Фуад Оджагов и многие другие мигранты с Кавказа, которые преимущественно уже получили образование, имели более светлую кожу. Это и позволяло им избегать предрассудков в быту и даже прослыть русскими или славянами в учебных заведениях или на работе[575]
. Внешность играла все большую роль в интеграции мигрантов, вытесняя другие характеристики, которые могли бы способствовать включению или исключению из принимающего сообщества. Общие религиозные ценности уже не играли роли: в исследовании русского национализма Николай Митрохин отмечает, что в послевоенные десятилетия идея общей христианской веры, которая когда-то связывала грузин, армян и русских, потеряла популярность[576]. А у кыргыза Мирбека Серкебаева был свой взгляд на то, почему интеграция выходцев из грузинского и армянского народов была, как кажется, более легкой.
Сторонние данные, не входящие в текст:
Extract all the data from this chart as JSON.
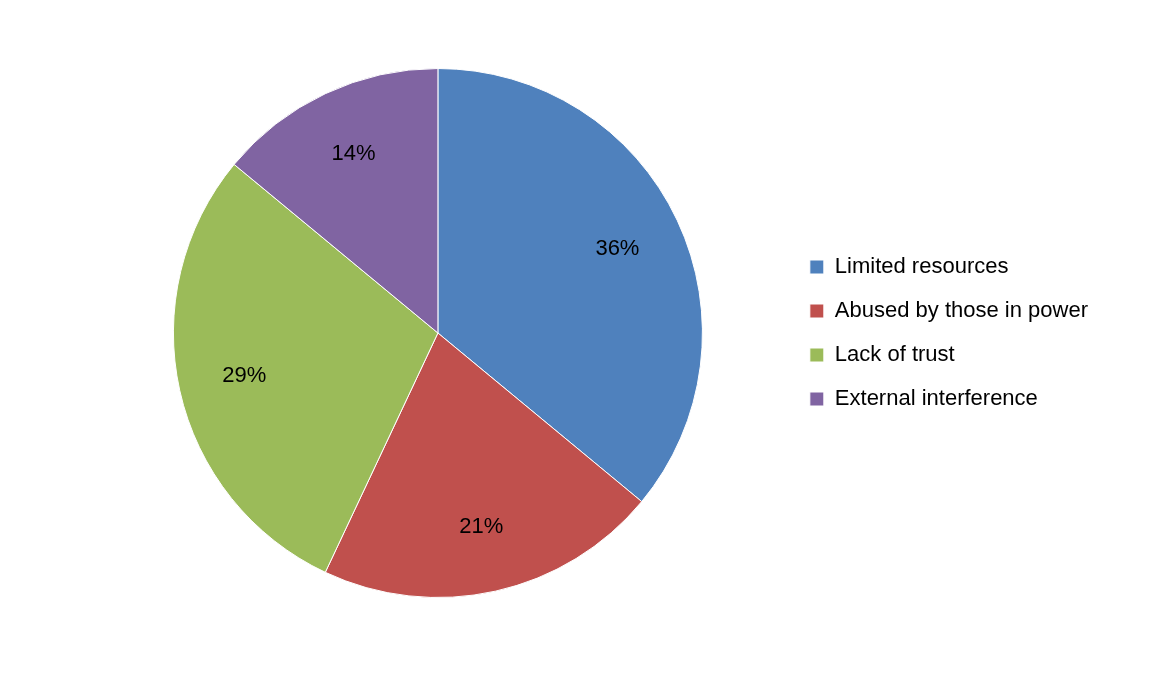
{
  "chart_data": {
    "type": "pie",
    "categories": [
      "Limited resources",
      "Abused by those in power",
      "Lack of trust",
      "External interference"
    ],
    "values": [
      36,
      21,
      29,
      14
    ],
    "colors": [
      "#4f81bd",
      "#c0504d",
      "#9bbb59",
      "#8064a2"
    ],
    "value_labels": [
      "36%",
      "21%",
      "29%",
      "14%"
    ],
    "legend": "right"
  }
}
Повторив представления о советских национальных иерархиях в ранний период, он утверждал, что эти два кавказских народа «достигли цивилизованности раньше нас, [среднеазиатов]»[577]. Он ссылался на то, что государственный дискурс относительно положения наций в дружбе народов был довольно устойчивым, а также привел конкретный пример: в Москве русские гораздо чаще посещали грузинские и армянские рестораны, чем рестораны азербайджанской или среднеазиатской кухни. Маркерами того, насколько какая-то группа людей была близка или же чужда местному населению, выступали одновременно фенотип, национальность и соответствие современной культуре[578]. Чарльз Кист-Адад из Ганы в 1980-х гг. учился в Москве, он отмечал, что в случае африканцев цвет кожи влиял на интеграцию: североафриканцы, которые, по его мнению, могли сойти за выходцев из Средней Азии, в меньшей степени подвергались дискриминации. На отношения с принимающим сообществом могли влиять и другие факторы, в том числе лояльность их страны «делу коммунизма»[579].Непривычные имена также могли спровоцировать нетерпимость со стороны местных жителей. И потому, как пишет Оксана Карпенко, достаточно светлокожие татары по приезде в Ленинград или Москву брали русские имена: Камиль, например, становился Колей[580]
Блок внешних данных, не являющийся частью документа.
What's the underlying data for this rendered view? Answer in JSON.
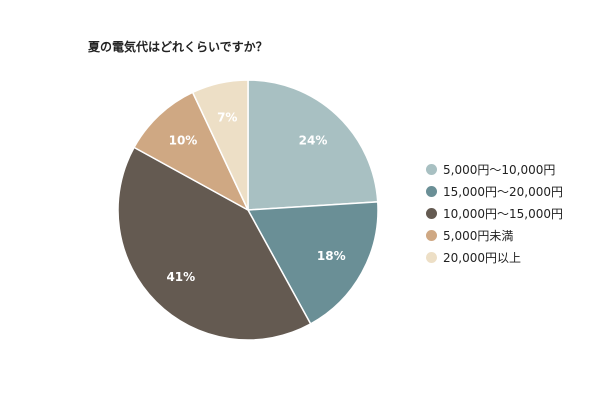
{
  "chart_data": {
    "type": "pie",
    "title": "夏の電気代はどれくらいですか？",
    "categories": [
      "5,000円〜10,000円",
      "15,000円〜20,000円",
      "10,000円〜15,000円",
      "5,000円未満",
      "20,000円以上"
    ],
    "values": [
      24,
      18,
      41,
      10,
      7
    ],
    "data_labels": [
      "24%",
      "18%",
      "41%",
      "10%",
      "7%"
    ],
    "colors": [
      "#a8c0c2",
      "#6a8f96",
      "#645a51",
      "#cfa883",
      "#eddfc6"
    ],
    "legend_position": "right",
    "start_angle": "top",
    "direction": "clockwise"
  }
}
. Иногда, если их дети рождались в Москве, они давали ребенку русское имя и добивались – как правило, с помощью взятки, – чтобы в свидетельстве о рождении была указана национальность «русский (ая)», даже если ни один из родителей не был русским по происхождению[581]. Но такое решение могло привести к неприятным последствиям. Один татарин в ходе исследований делился воспоминанием, что, когда его преподаватель узнал о его происхождении, он стал высмеивать его за русское имя, унижая перед другими студентами. Атаниязова также вспоминала о насмешках русских над какими-то коллегами, если «обнаруживалось», что при русском имени или национальности (по паспорту) они были нерусского происхождения[582]. Оджагов вспоминал, что люди часто думали, что он русский, благодаря тому (как он считал), что он получил образование в ведущей русскоязычной школе Баку и был довольно светлокожим. Но часто лица москвичей омрачались, как только они слышали, что он азербайджанец[583]. Так что некоторые действия мигрантов, направленные на то, чтобы выйти за рамки своих национальностей, которые были сформированы идеей дружбы народов, не приносили желаемого результата. Попытки побороть распространенные представления о внешности как о «биогенетическом» маркере национальности могли привести к оскорблениям и исключению из сообщества как взрослых приезжих, так и их детей[584].